Long-distance case managers ease worry, guilt of adult children Frail and Far Away

August 15, 1995|By Patricia Meisol | Patricia Meisol,Sun Staff Writer

It was the moment Joel Cohen most feared -- no one was answering at his father's house in Baltimore. His 87-year-old father was legally blind, almost deaf and increasingly senile. He also was almost 1,700 miles away.

But Dr. Cohen didn't have to catch a plane or drive madly for hours to find out whether his father was OK. The Denver math professor simply dialed the Baltimore firm he had hired to help care for his dad, and 20 minutes later, the answer came back: His father was outside on the porch with a radio, listening to the ballgame.

The elder Mr. Cohen, a retired city health inspector, refused to move with his son to Denver after his second wife died in 1986. So Joel hired a social worker to check in on him, first once a month, then once a week. Now a health aide is with him 24 hours a day.

A decade ago Mr. Cohen would have ended up in a nursing home. Today Joel, 50, and his brother, Daniel, 53, a physician in London, oversee their father's care long distance with the help of a care manager.

More and more adult children, bewildered by the array of services for the elderly and often living far away, are hiring firms with names like Senior Connections and ElderOptions to manage care for their loved ones. The companies are run by a geriatric care manager, a social worker or nurse who employs a host of aides to cook, clean and provide medical care for people like Mr. Cohen.

And the demand for geriatric care managers is growing rapidly. Last year the Tucson-based National Association of Professional Geriatric Care Managers had 400 members. This year there are 700.

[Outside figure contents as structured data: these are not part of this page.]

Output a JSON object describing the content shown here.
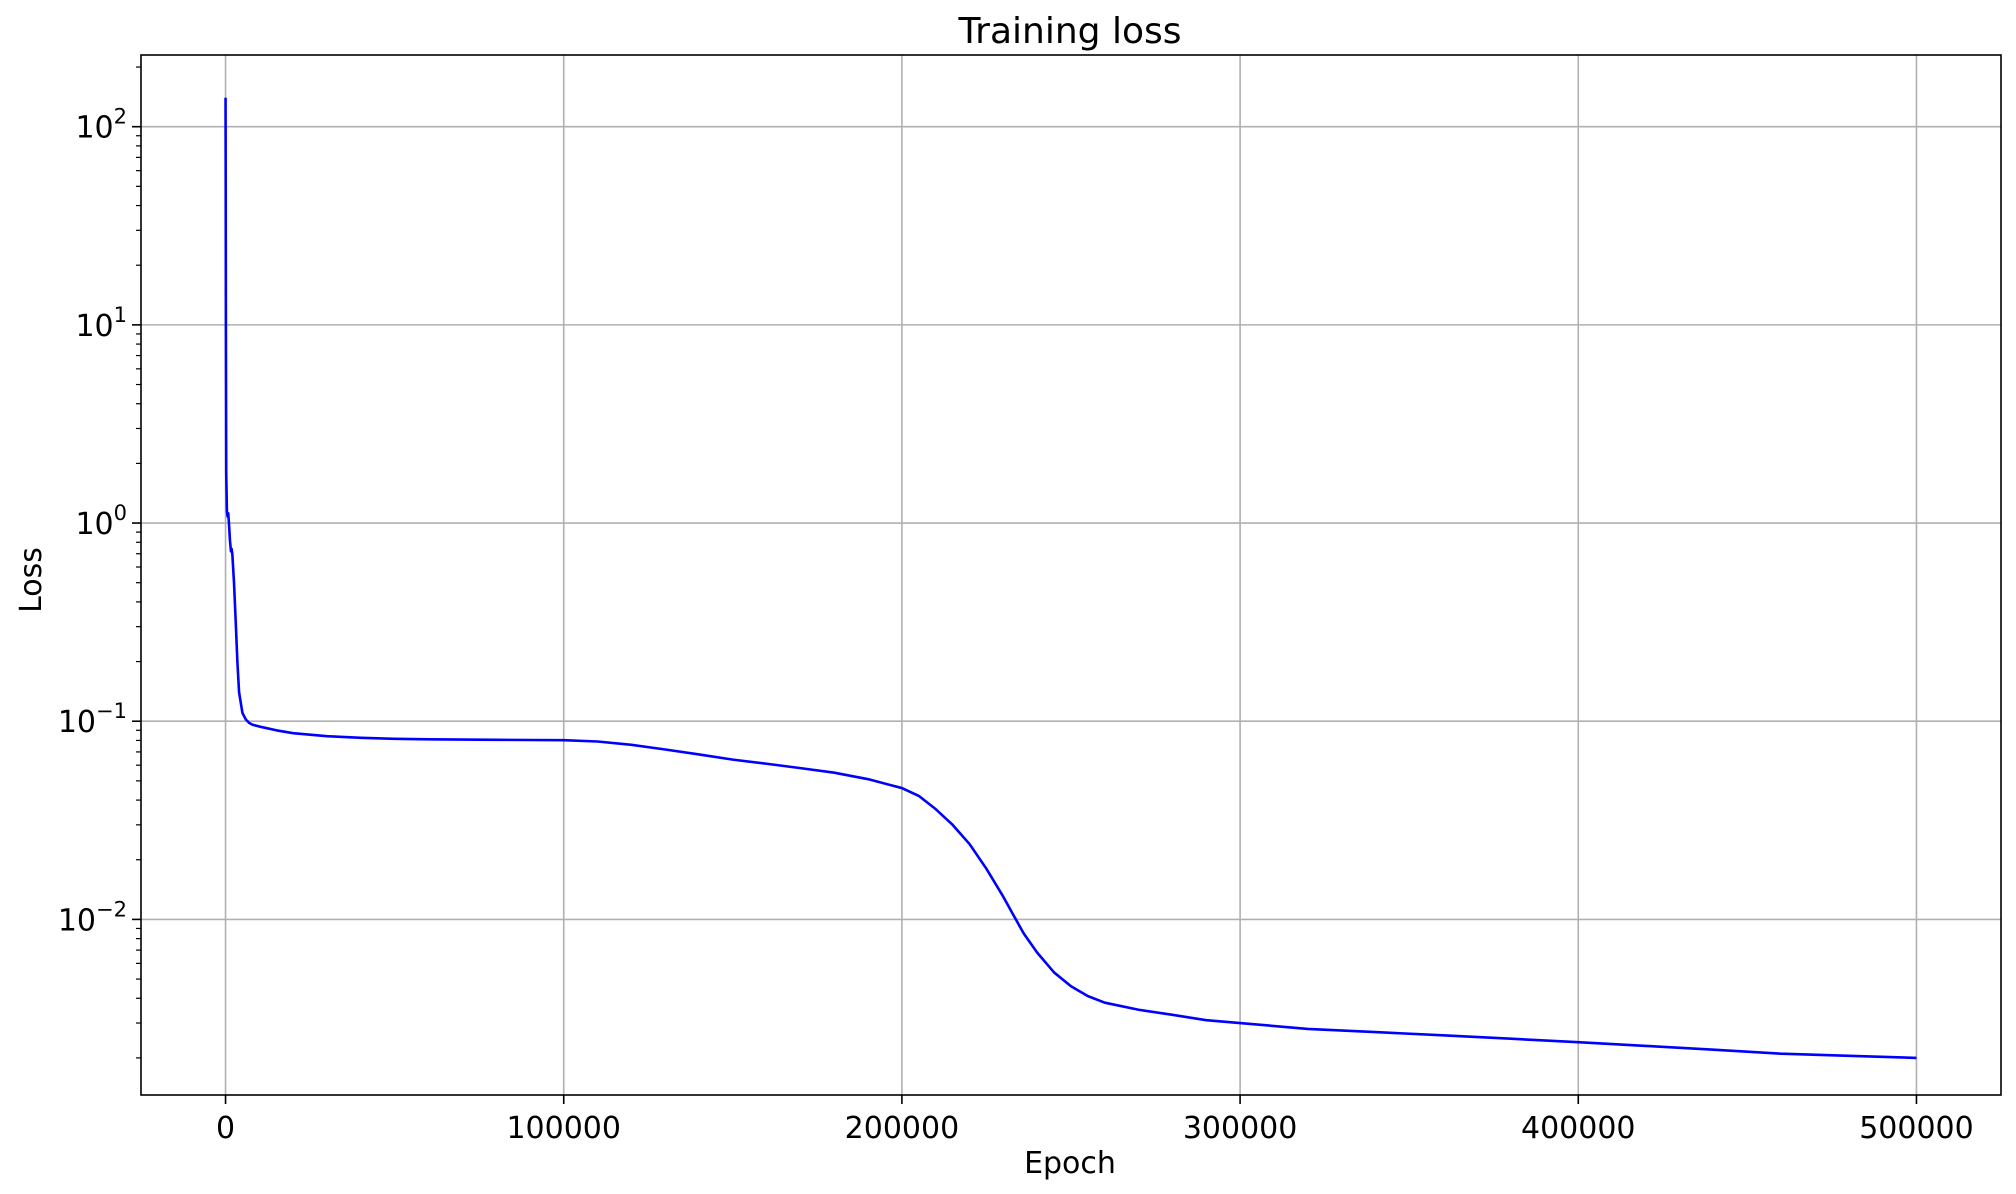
{
  "chart_data": {
    "type": "line",
    "title": "Training loss",
    "xlabel": "Epoch",
    "ylabel": "Loss",
    "yscale": "log",
    "xlim": [
      -25000,
      525000
    ],
    "ylim": [
      0.0013,
      230
    ],
    "grid": true,
    "line_color": "#0000ff",
    "grid_color": "#b0b0b0",
    "x_ticks": [
      0,
      100000,
      200000,
      300000,
      400000,
      500000
    ],
    "x_tick_labels": [
      "0",
      "100000",
      "200000",
      "300000",
      "400000",
      "500000"
    ],
    "y_ticks": [
      0.01,
      0.1,
      1,
      10,
      100
    ],
    "y_tick_labels": [
      {
        "base": "10",
        "exp": "−2"
      },
      {
        "base": "10",
        "exp": "−1"
      },
      {
        "base": "10",
        "exp": "0"
      },
      {
        "base": "10",
        "exp": "1"
      },
      {
        "base": "10",
        "exp": "2"
      }
    ],
    "series": [
      {
        "x": [
          0,
          50,
          100,
          200,
          400,
          600,
          800,
          1000,
          1300,
          1600,
          1800,
          2000,
          2500,
          3000,
          3500,
          4000,
          5000,
          6000,
          7000,
          8000,
          10000,
          15000,
          20000,
          30000,
          40000,
          50000,
          60000,
          70000,
          80000,
          90000,
          100000,
          110000,
          120000,
          130000,
          140000,
          150000,
          160000,
          170000,
          180000,
          190000,
          200000,
          205000,
          210000,
          215000,
          220000,
          225000,
          230000,
          233000,
          236000,
          240000,
          245000,
          250000,
          255000,
          260000,
          270000,
          280000,
          290000,
          300000,
          320000,
          340000,
          360000,
          380000,
          400000,
          420000,
          440000,
          460000,
          480000,
          500000
        ],
        "y": [
          140,
          50,
          10,
          1.8,
          1.15,
          1.08,
          1.12,
          1.0,
          0.82,
          0.72,
          0.74,
          0.7,
          0.5,
          0.32,
          0.2,
          0.14,
          0.11,
          0.102,
          0.098,
          0.096,
          0.094,
          0.09,
          0.087,
          0.084,
          0.0825,
          0.0815,
          0.081,
          0.0808,
          0.0806,
          0.0804,
          0.0802,
          0.079,
          0.076,
          0.072,
          0.068,
          0.064,
          0.061,
          0.058,
          0.055,
          0.051,
          0.046,
          0.042,
          0.036,
          0.03,
          0.024,
          0.018,
          0.013,
          0.0105,
          0.0085,
          0.0068,
          0.0054,
          0.0046,
          0.0041,
          0.0038,
          0.0035,
          0.0033,
          0.0031,
          0.003,
          0.0028,
          0.0027,
          0.0026,
          0.0025,
          0.0024,
          0.0023,
          0.0022,
          0.0021,
          0.00205,
          0.002
        ]
      }
    ]
  }
}
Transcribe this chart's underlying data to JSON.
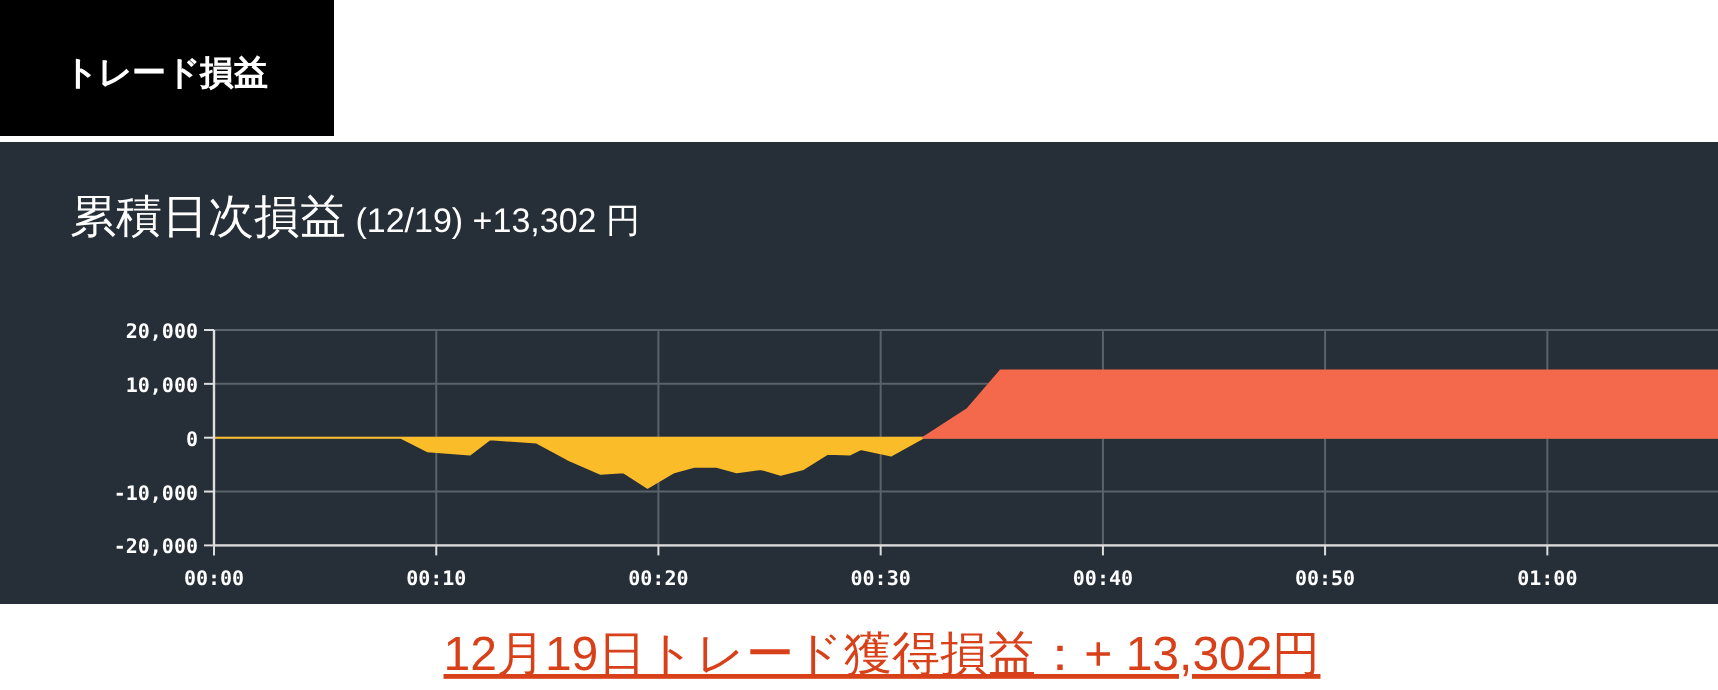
{
  "chart_data": {
    "type": "area",
    "title": "トレード損益",
    "subtitle": "累積日次損益 (12/19) +13,302 円",
    "annotations": [
      "12月19日トレード獲得損益：+ 13,302円"
    ],
    "series": [
      {
        "color": "#fbbc2a",
        "x": [
          0,
          0.14,
          0.16,
          0.192,
          0.207,
          0.242,
          0.265,
          0.29,
          0.307,
          0.325,
          0.345,
          0.36,
          0.377,
          0.392,
          0.41,
          0.425,
          0.442,
          0.46,
          0.477,
          0.485,
          0.508,
          0.532
        ],
        "values": [
          0,
          0,
          -2500,
          -3100,
          -300,
          -900,
          -4000,
          -6700,
          -6400,
          -9300,
          -6400,
          -5400,
          -5400,
          -6400,
          -5800,
          -6900,
          -5800,
          -3000,
          -3100,
          -2100,
          -3300,
          0
        ]
      },
      {
        "color": "#f4694c",
        "x": [
          0.532,
          0.565,
          0.59,
          1.128
        ],
        "values": [
          0,
          5300,
          12500,
          12500
        ]
      }
    ],
    "xlim": [
      0,
      1.128
    ],
    "xticks": [
      {
        "value": 0,
        "label": "00:00"
      },
      {
        "value": 0.1667,
        "label": "00:10"
      },
      {
        "value": 0.3333,
        "label": "00:20"
      },
      {
        "value": 0.5,
        "label": "00:30"
      },
      {
        "value": 0.6667,
        "label": "00:40"
      },
      {
        "value": 0.8333,
        "label": "00:50"
      },
      {
        "value": 1,
        "label": "01:00"
      }
    ],
    "ylim": [
      -20000,
      20000
    ],
    "yticks": [
      {
        "value": -20000,
        "label": "-20,000"
      },
      {
        "value": -10000,
        "label": "-10,000"
      },
      {
        "value": 0,
        "label": "0"
      },
      {
        "value": 10000,
        "label": "10,000"
      },
      {
        "value": 20000,
        "label": "20,000"
      }
    ],
    "grid": true
  }
}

In Maryland there are at least 13 care manager businesses and a dozen other solo practitioners, including gerontologists who work with lawyers or trust officers.

The profession is neither licensed nor certified, although a national exam for geriatric social workers is to start in January. Experts advise hiring social workers or nurses with experience in caring for the elderly.

"Geriatric care managers are in a sense a service broker or advocate. They cut through red tape. Like an attorney serves as a guide to the legal system, a geriatric care manager serves as a guide to elder services," says Helen Susik, an expert on the elderly at the University of South Florida in Tampa and author of "Hiring Home Caregivers."

They are priced like lawyers, too. Rates range from $50 to $175 an hour, with most around $90.

But many adult children struggling to care for aging parents consider the money well spent.

"I considered it mental health money, the best money I ever spent," says Joan Root, who paid $90 an hour for a geriatric care manager for her mother.

Services for the aging are complex and difficult to obtain. They vary by income and are sponsored by government, churches and private non-profits.

"Most families have never even heard of the Elder American Act or Meals on Wheels or anything that can keep elderly people in their homes," says Ms. Susik, a geriatric social worker.

Nonprofit care managers

Care managers are also available from private nonprofit groups such as Catholic Charities in Baltimore, which charges far less for the service. And they can be found through local offices on aging, through hospitals and other health services.

When Mrs. Root's mother, now 82, suffered a stroke in Yonkers, N.Y., in January 1992, the Washington, D.C., artist had only a few weeks to decide where her mom should live.

As she began sorting through the maze of aging facilities and nursing homes, she was completely confused.

"I thought to myself: 'There must be someone who is the equivalent of a high school guidance counselor,' " she recalls.

From a local office on aging in Alexandria, Va., she got the name of Pearlbea LaBler, a Rockville social worker who owns a geriatric care company called ElderOptions. After assessing Ms. Root's mother's health and financial situation, Ms. LaBler narrowed the possible assisted living facilities for her from 40 to two.

"I felt I had found my fairy godmother," Ms. Root says.

ElderOptions helped when her husband's mother needed to be moved south from New York, and again in April, when Ms. Root's mother needed to be moved to a nursing home. Now Ms. Root hires ElderOptions to serve as second-in-command when she travels or vacations.

"Any number of people of my age are facing similar problems," Ms. Root says. "We are all groping."

While geriatric case managers can help move elderly parents into assisted living facilities or nursing homes, most are being hired to help care for the elderly in their own homes.

Private services, when they include 24-hour home health aides, range from $3,000 to $4,500 a month -- similar to and sometimes more expensive than a nursing home. Neither option is covered by government health insurance except for the poor or, in the case of Medicare, when a person suffers from an acute medical condition and a doctor orders it.